Spis treści:
Myślisz, że wiesz już wszystko o soi? O tym przysmaku mogłaś nigdy nie słyszeć. Natto to fenomenalny, a zarazem kontrowersyjny produkt sojowy. Nie każdemu przypadnie do gustu jego specyficzna tekstura, ale każdy pokocha jego właściwości.
Natto to jeden z szeregu fermentowanych produktów sojowych. Jego wartość wynika zarówno z zawartych w soi składników odżywczych, jak też mikroflory, która pozwoliła nasiona sfermentować. Biorą w tym udział bakterie Bacillus subtilis natto. W takiej postaci składniki zawarte w soi są lepiej dostępne dla organizmu. Zostaje ona bowiem pozbawiona inhibitorów trypsyny, hemaglutyniny, a ilość związków fitynowych zmniejsza się. Minusem jest intensywny smak i zapach oraz śluzowata konsystencja potrawy. Nawet w samej Japonii nie każdy decyduje się na wprowadzenie tego rarytasu na swój talerz.
Dużym walorem zdrowotnym jest zawartość zarówno witamy K1 jak też K2. O ile tą pierwszą łatwo znaleźć chociażby w zielonych warzywach jak kapusta, o tyle K2 występuje w niewielu źródłach (jest produkowana przez bakterie).
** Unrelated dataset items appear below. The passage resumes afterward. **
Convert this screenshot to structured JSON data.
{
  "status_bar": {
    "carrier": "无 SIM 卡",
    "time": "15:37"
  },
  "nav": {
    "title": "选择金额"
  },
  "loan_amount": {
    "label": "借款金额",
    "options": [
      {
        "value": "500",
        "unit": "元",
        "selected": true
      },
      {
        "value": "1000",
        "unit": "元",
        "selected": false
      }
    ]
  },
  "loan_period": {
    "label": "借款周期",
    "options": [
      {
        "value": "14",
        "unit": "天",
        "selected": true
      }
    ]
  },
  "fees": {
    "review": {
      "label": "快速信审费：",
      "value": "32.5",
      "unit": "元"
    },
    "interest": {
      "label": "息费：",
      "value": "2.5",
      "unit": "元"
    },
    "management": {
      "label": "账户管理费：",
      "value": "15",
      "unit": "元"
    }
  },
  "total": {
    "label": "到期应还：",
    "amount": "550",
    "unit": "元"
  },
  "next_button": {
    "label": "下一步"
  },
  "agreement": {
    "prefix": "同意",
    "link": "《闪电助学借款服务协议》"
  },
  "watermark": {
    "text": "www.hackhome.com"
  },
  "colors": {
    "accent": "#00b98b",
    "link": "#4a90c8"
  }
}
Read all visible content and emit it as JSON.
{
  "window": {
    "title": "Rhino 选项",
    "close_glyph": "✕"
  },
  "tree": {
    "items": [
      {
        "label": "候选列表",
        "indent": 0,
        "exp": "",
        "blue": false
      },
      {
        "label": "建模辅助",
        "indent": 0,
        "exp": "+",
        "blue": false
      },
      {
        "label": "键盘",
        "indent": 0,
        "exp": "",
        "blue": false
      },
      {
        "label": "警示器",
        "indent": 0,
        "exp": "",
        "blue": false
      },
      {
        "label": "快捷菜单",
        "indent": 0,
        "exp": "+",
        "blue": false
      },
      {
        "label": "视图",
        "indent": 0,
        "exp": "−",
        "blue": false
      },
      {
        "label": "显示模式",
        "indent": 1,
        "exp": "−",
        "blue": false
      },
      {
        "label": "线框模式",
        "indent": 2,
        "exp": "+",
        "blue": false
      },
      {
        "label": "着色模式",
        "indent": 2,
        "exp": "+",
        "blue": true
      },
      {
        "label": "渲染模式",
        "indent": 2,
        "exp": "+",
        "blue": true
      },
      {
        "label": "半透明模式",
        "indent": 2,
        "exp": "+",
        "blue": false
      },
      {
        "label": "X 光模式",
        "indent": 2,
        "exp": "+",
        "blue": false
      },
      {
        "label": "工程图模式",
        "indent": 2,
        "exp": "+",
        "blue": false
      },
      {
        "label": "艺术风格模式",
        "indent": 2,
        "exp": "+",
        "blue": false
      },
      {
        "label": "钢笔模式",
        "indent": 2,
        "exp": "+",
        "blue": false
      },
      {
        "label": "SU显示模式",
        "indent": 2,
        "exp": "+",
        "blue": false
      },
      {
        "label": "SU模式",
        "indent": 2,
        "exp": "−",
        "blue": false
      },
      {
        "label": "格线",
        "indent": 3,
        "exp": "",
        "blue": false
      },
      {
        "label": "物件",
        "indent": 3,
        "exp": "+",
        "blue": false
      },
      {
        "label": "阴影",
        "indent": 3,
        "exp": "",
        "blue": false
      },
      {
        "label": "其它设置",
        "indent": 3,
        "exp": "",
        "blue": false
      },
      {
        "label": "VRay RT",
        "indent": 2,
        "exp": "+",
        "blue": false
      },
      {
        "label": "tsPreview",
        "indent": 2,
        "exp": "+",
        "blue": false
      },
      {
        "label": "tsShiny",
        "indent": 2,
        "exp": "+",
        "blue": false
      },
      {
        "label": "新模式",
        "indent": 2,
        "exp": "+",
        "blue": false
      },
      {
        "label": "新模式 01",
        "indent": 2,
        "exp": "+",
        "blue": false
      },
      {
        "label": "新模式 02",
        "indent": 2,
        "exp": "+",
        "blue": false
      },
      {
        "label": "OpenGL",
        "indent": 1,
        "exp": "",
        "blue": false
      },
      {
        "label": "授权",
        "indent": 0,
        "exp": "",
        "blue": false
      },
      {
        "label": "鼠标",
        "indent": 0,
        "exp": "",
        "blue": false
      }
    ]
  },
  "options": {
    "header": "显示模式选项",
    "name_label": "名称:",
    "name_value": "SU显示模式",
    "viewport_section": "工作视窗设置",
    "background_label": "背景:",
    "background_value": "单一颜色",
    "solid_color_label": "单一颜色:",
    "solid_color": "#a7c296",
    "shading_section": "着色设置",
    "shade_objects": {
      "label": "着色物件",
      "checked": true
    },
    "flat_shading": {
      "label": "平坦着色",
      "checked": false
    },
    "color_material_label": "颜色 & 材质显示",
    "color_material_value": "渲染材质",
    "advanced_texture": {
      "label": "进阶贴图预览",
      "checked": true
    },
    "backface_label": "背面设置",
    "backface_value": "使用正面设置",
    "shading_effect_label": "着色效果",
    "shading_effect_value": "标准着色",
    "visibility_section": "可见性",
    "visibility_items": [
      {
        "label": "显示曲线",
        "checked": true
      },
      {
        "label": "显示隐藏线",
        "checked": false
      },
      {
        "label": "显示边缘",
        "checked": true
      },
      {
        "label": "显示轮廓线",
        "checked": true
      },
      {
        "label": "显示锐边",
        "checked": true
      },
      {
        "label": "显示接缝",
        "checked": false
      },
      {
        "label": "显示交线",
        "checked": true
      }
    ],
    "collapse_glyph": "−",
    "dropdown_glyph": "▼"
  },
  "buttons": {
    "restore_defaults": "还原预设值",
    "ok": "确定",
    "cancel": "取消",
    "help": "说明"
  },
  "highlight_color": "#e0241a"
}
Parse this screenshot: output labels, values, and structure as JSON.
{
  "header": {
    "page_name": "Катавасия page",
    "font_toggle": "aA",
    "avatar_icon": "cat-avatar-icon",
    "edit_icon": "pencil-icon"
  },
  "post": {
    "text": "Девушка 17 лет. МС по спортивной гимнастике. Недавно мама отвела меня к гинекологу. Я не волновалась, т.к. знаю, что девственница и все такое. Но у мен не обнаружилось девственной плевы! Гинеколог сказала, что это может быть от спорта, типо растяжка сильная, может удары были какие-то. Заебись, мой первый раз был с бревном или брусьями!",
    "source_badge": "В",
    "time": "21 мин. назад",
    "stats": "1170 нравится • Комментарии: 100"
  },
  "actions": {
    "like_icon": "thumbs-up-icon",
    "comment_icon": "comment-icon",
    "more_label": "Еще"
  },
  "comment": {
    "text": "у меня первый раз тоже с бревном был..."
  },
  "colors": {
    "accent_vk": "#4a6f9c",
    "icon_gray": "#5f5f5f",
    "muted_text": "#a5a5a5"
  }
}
Witamina ta jest ważna dla zachowania odpowiedniej krzepliwości krwi oraz mineralizacji kości. Badania wskazują, iż stosowanie witaminy K2 u kobiet po menopauzie może zmniejszyć ubytki masy kostnej. Natto to także źródło witaminy C, silnego antyoksydanta. Dostarcza również żelaza i dobrze przyswajalnego białka. To ważne zwłaszcza dla osób na dietach wegetariańskich, które poszukują produktów bogatych w te składniki, jako zastępników mięsa.
Jest dobrym źródłem pirolochinolinochinonu (PQQ), który został odkryty w roku 1979, jednak niedawno przyznano mu status witaminy. Badania na myszach pokazują, iż jest niezbędny do zachowania prawidłowej pracy układu rozrodczego. Wg badaczy tyczy się to również ludzi. Ważnym składnikiem jest również odkryta w 1980 roku nattokinaza. Badania wskazują, że enzym ten wpływa korzystnie na układ krążenia. Zauważono, iż rozpuszcza skrzepy w żyłach, a przy tym jest skuteczniejszy i bezpieczniejszy od aspiryny.
To specyficzne danie dostarcza także sporych ilości wapnia. W 100 g produktu jest 217 mg wapnia. Obok niego w ilości 115 mg na 100 g znajduje się magnez. Można w nim znaleźć także inne składniki mineralne jak potas, cynk, fosfor, miedź, mangan oraz witaminy z grupy B.
W Japonii natto zjada się najczęściej z ryżem. Jego specyficzny smak jednak złagodzi cebula, musztarda, sos sojowy czy duże ilości warzyw. Dobry jest także dodatek serka wiejskiego, jogurtu, tamari, wasbi, czy majonezu. Śmiałkowie mogą zjeść je z surowym jajkiem.
Istotne jest by przed wykorzystaniem sfermentowanej soi, dobrze wymieszać ją w miseczce, aż nabierze odpowiedniej kremowej konsystencji. Warto również pamiętać, iż podgrzewanie zmniejsza wartość odżywczą natto. Najlepiej więc zjadać je na zimno, a przynajmniej nie gorące. Jeśli nie jesteś w stanie przełknąć ziarenek soi w takiej postaci, możesz poszukać suplementów zwierających natto. Nie są jednak tak wartościowe, jak samo danie.
Zdjęcie główne pochodzi z: Kinchan1 / Foter / CC BY
Zdjęcie w treści pochodzi z: [puamelia] / Foter / CC BY-SA
Komentarze
Wiedzmowata
11 grudnia 2014, 09:35
Zdecydowanie wolę jeść to, co "od wieków" rośnie/żyje w Polsce (mówi się, że w promieniu 100km od miejsca zamieszkania). Tak jest ponoć najzdrowiej.
iesz4
11 grudnia 2014, 08:53
Jeżeli chodzi o soję to własnie można ją spożywać tylko przefermentowaną,w innej postaci to większe zło niż dobro dla naszego organizmu.Tak uważa większość lekarzy endokrynologów.
_Pola_
11 grudnia 2014, 08:30
Zawiera witaminę K2 M7 której brak jest odpowiedzialny za osteoporozę, tylko mało kto sobie z tego faktu sprawę zdaje :( wszędzie wapń, wapń i mleko które odwapnia kości!